Moreover, eight studies were case-control studies, one case-control combined with a randomized controlled trial study,[6] and one cross-sectional combined with a randomized controlled trial study [Table 2].[18]

Table 2.

Main outcome of the studies included in this systematic review of the correlation between serum 25-hydroxy vitamin D and acne vulgaris

Author, Year Mean Serum 25-hydroxy Vitamin D Outcome - Result

Control Case
Lim et al., 2016 15.2±7.2 13.1±9.8
Acne severity (GAGS)
Mild: 17.37±0.6
Moderate: 11.89±1.0
Severe: 7.04±0.5
Vitamin D status - Deficiency is significantly higher in cases
Serum vitamin D level - No significant difference between cases and controls
Serum vitamin D and acne severity - Significant negative correlation
Elkamshoushi et al., 2021 16.4±7.5 25.0±6.5
Acne severity (GAGS)
Severe: 25.7±6.5
Very severe: 20±6
Vitamin D status - Deficiency is significantly higher in control
Serum vitamin D level - significantly higher in cases
Serum vitamin D and acne severity - Significant negative correlation
Fawzi et al., 2018 27.4±5.25 21.6±7.69
Acne severity (GAGS)
Mild: 32.8±3.15
Moderate: 23.7±3.77
Severe: 13.4±2.12
Vitamin D status - Deficiency is significantly higher in cases
Serum vitamin D level - Significantly lower in cases
Serum vitamin D and acne severity - Significant negative correlation
El-Hamd et al., 2018 44.83±11.91 17.34±7.58
Acne severity (GAGS)
Moderate: 18.54±8.30
Severe: 14.56±3.98
Very severe: 11.32±6.45
Vitamin D status - NA
Serum vitamin D level - significantly lower in cases
Serum vitamin and acne severity - significant negative correlation
Abd-Elmaged et al., 2018 51.7±2.7 33.3±9.7
Acne severity (GAGS)
Mild: 43.6±2.2
Moderate: 35.5±2.2
Severe: 20.9±1.5
Vitamin D status - NA
Serum vitamin D level - significantly lower in cases
Serum vitamin and acne severity - significant negative correlation
Abdelaziz et al., 2021 NA NA
Acne severity (Tutakne)
Grade I: 15.8±4
Grade II: 11.02±6.6
Grade III: 8.2±2.9
Grade IV: 5.2±1.7
Vitamin D status - Deficiency was found in 82.5% of acne patients.
Serum vitamin D level - NA
Vitamin D level and acne severity - significant negative correlation
Alheteli et al., 2020 40±11.7 28.8±7.9
Acne severity (GAGS)
Mild: 26±9.4
Mild: 26±9.4
Moderate: 31.4±6.9
Severe: 28.4±6.7
Vitamin D status - NA
Serum vitamin D level - significantly lower in cases
Vitamin D level and acne severity - No significant correlation
El-Tahlawi et al., 2020 33.8±17.3 23.2±11.7
Acne severity (GAGS)*
Mild: 24,7
Moderate: 21,3
Moderate: 21,3
Severe: 15,4
Vitamin D status - NA
Serum vitamin D level - Significantly lower in cases
Vitamin D level and acne severity - No significant correlation
Goodarzi et al., 2020 20.39±14.89 29.30±16.21
Acne severity (IAEM)
Moderate-severe: 26.67±15.83
Very severe: 32.97±16.27
Vitamin D status - NA
Serum vitamin D level - Significantly higher in cases
Vitamin D level and acne severity - No significant correlation
El-Ramly et al., 2016 32±18.15 28.7±10.65
Acne severity (GAGS)
Mild: 31.40±15.19
Moderate: 26.82±4.24
Severe: 25.68±10.65
Vitamin D status - No significant difference between cases and controls
Serum vitamin D level - No significant difference between cases and controls
Vitamin D level and acne severity - No significant correlation

Notes: GAGS=Global Acne Grading System; IAEM=Indonesian Acne Expert Meeting. *Median

Outcomes

Some of the studies stated vitamin D status in the form of deficiency, insufficiency, or sufficiency.
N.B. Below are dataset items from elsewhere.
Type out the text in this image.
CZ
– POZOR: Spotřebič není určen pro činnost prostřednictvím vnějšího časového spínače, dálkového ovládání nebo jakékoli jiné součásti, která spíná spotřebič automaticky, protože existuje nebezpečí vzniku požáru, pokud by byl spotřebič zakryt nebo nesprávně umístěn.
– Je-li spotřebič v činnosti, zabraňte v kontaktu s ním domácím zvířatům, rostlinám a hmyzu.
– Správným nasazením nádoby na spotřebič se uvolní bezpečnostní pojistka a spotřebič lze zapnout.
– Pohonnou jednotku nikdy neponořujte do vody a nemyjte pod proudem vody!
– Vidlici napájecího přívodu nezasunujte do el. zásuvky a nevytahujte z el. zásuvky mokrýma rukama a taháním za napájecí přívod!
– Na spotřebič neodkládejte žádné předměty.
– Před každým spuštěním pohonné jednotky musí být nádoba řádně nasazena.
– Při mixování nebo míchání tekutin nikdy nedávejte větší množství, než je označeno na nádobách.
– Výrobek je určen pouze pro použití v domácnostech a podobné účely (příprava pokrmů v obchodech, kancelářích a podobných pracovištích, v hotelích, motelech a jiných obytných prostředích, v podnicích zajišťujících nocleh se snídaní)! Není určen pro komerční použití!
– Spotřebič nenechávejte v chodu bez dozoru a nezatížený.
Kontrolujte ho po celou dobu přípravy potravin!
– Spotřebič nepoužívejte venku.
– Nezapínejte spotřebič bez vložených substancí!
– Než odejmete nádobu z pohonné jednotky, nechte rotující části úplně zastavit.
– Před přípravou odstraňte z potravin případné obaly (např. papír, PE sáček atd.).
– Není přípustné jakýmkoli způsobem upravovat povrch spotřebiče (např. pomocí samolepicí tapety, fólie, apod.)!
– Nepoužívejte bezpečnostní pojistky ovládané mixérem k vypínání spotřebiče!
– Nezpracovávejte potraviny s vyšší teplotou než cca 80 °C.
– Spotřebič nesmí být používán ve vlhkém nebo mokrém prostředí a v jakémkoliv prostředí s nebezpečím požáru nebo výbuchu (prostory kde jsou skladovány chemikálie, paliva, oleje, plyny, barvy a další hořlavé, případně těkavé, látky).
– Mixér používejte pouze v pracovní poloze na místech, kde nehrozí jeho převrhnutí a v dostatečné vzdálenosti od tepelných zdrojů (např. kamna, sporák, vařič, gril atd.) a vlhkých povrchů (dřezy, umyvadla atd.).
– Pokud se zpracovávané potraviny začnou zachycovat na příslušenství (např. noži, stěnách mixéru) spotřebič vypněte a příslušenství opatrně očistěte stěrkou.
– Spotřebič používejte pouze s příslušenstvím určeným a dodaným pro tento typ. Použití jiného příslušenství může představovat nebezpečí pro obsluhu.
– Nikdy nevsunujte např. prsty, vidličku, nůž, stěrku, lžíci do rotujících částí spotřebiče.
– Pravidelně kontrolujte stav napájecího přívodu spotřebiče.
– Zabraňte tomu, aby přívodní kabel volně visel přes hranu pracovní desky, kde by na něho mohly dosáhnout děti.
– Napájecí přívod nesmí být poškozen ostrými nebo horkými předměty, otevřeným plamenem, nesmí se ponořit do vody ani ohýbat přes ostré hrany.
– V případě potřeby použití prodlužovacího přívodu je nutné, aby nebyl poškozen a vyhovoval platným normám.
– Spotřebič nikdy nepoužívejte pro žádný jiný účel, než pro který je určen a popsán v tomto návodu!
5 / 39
Vitamin D status in cases and controls was found to be varied. In two studies, vitamin D deficiency was found to be significantly higher in cases.[6,15] One study also stated that 82.5% of vitamin D deficiency occurred in the case group or acne patients.[18]

Seven studies showed that mean serum 25(OH) D was lower in cases[6,12,15,16,17,19,20] and five of them reached statistical significance.[12,15,16,17,19] Almost all studies (8 of 10) revealed lower serum 25(OH) D levels as the acne severity progresses, although two of them were not statistically significant.[19,20] A total of eight studies used GAGS for acne severity grading, while two other studies used Tutakne and IAEM.

Discussion

This study systematically assessed the available scientific literature with respect to the influence of vitamin D levels in acne vulgaris severity. Vitamin D deficiency is defined as the level of 25(OH)D less than 20 ng/mL (50 nmol/L) in the blood.[21] Our synthesis indicated that being vitamin D deficient was at higher risk of developing more severe acne vulgaris as compared to vitamin D sufficient. There are few possible explanations of why this happened.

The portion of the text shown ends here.